The correct way to handle this is to put (if (t/before? curr-ts ts) inside the function sent to swap!:
(swap! current-time-atom (fn [m]
(if (t/before? (:timestamp m) ts)
(-> m
(assoc :timestamp ts)
(merge (u/make-squuid ts)))
(-> m
(update :base-uuid u/inc-uuid)
(update :squuid u/inc-uuid)))))Thus I'm proposing the following definition of generate-squuid*:
(defn generate-squuid*
"Return a map containing the following:
:squuid The v8 sequential UUID made up of a base UUID and timestamp.

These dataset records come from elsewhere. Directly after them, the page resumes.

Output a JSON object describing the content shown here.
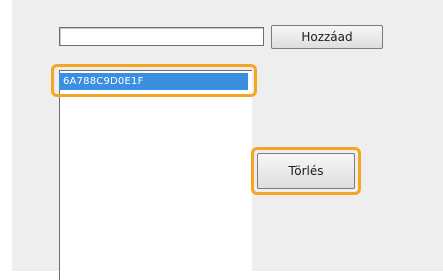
{
  "form": {
    "input_value": "",
    "add_label": "Hozzáad",
    "list_items": [
      "6A788C9D0E1F"
    ],
    "selected_item_index": 0,
    "delete_label": "Törlés"
  },
  "colors": {
    "highlight": "#f4a623",
    "selection": "#3b8fe0"
  }
}
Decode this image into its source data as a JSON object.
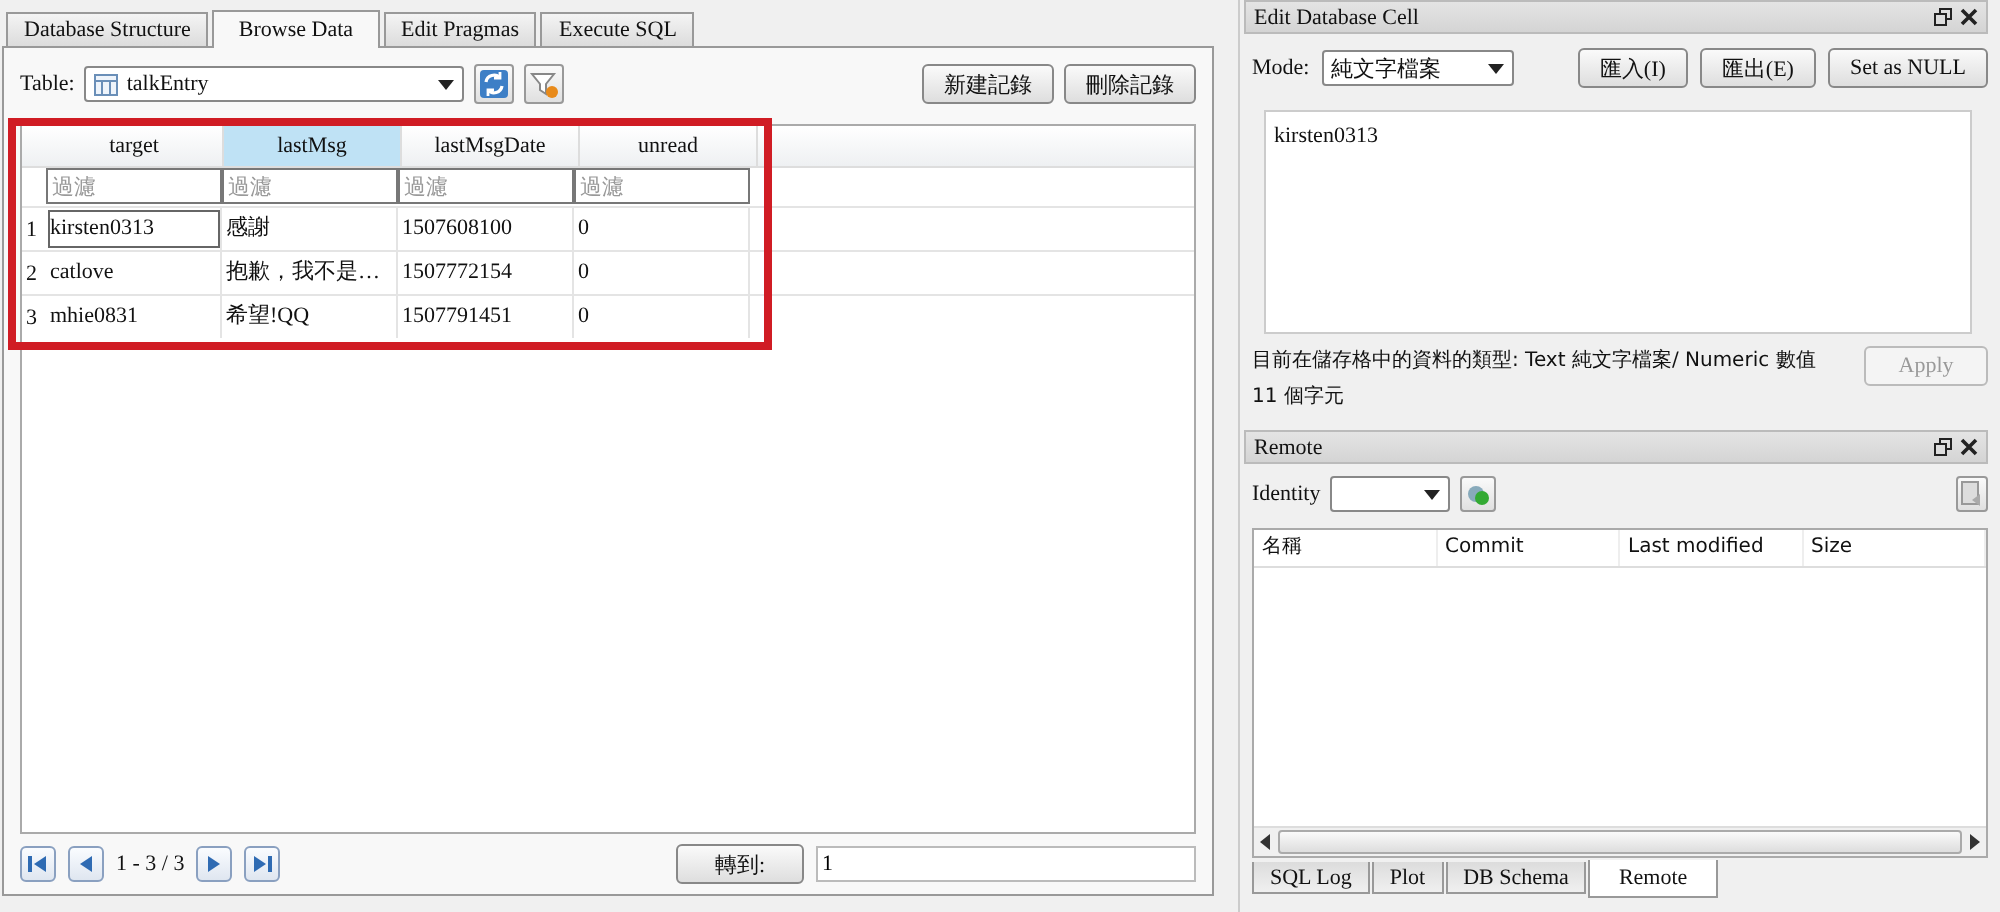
{
  "main_tabs": [
    {
      "label": "Database Structure",
      "selected": false
    },
    {
      "label": "Browse Data",
      "selected": true
    },
    {
      "label": "Edit Pragmas",
      "selected": false
    },
    {
      "label": "Execute SQL",
      "selected": false
    }
  ],
  "toolbar": {
    "table_label": "Table:",
    "table_name": "talkEntry",
    "buttons": [
      "新建記錄",
      "刪除記錄"
    ]
  },
  "grid": {
    "columns": [
      {
        "name": "target",
        "selected": false,
        "filter_placeholder": "過濾"
      },
      {
        "name": "lastMsg",
        "selected": true,
        "filter_placeholder": "過濾"
      },
      {
        "name": "lastMsgDate",
        "selected": false,
        "filter_placeholder": "過濾"
      },
      {
        "name": "unread",
        "selected": false,
        "filter_placeholder": "過濾"
      }
    ],
    "rows": [
      {
        "number": "1",
        "cells": [
          {
            "text": "kirsten0313",
            "focused": true
          },
          {
            "text": "感謝",
            "focused": false
          },
          {
            "text": "1507608100",
            "focused": false
          },
          {
            "text": "0",
            "focused": false
          }
        ]
      },
      {
        "number": "2",
        "cells": [
          {
            "text": "catlove",
            "focused": false
          },
          {
            "text": "抱歉，我不是…",
            "focused": false
          },
          {
            "text": "1507772154",
            "focused": false
          },
          {
            "text": "0",
            "focused": false
          }
        ]
      },
      {
        "number": "3",
        "cells": [
          {
            "text": "mhie0831",
            "focused": false
          },
          {
            "text": "希望!QQ",
            "focused": false
          },
          {
            "text": "1507791451",
            "focused": false
          },
          {
            "text": "0",
            "focused": false
          }
        ]
      }
    ]
  },
  "navigation": {
    "range": "1 - 3 / 3",
    "goto_button": "轉到:",
    "goto_value": "1"
  },
  "edit_cell": {
    "title": "Edit Database Cell",
    "mode_label": "Mode:",
    "mode": "純文字檔案",
    "buttons": [
      "匯入(I)",
      "匯出(E)",
      "Set as NULL"
    ],
    "value": "kirsten0313",
    "type_info": "目前在儲存格中的資料的類型: Text 純文字檔案/ Numeric 數值",
    "size_info": "11 個字元",
    "apply": {
      "label": "Apply",
      "disabled": true
    }
  },
  "remote": {
    "title": "Remote",
    "identity_label": "Identity",
    "columns": [
      "名稱",
      "Commit",
      "Last modified",
      "Size"
    ]
  },
  "bottom_tabs": [
    {
      "label": "SQL Log",
      "selected": false
    },
    {
      "label": "Plot",
      "selected": false
    },
    {
      "label": "DB Schema",
      "selected": false
    },
    {
      "label": "Remote",
      "selected": true
    }
  ]
}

:base-uuid The base v4 UUID that provides the lower 80 bits.
:timestamp The timestamp that provides the higher 48 bits.
See `generate-squuid` for more details."
[]
(let [ts (t/current-time)]
(swap! current-time-atom (fn [m]
(if (t/before? (:timestamp m) ts)
(-> m
(assoc :timestamp ts)
(merge (u/make-squuid ts)))
(-> m
(update :base-uuid u/inc-uuid)
(update :squuid u/inc-uuid)))))))I hope this makes sense.
Thanks and kind regards.
Edit: Added full proposed definition of generate-squuid*.
Thank you for the bug report! This is actually an important bug to fix, since colossal-squuid is used in applications where multi-threading and concurrency are possible (e.g. concurrent database operations). I opened a PR to fix the bug and add multi-threading tests.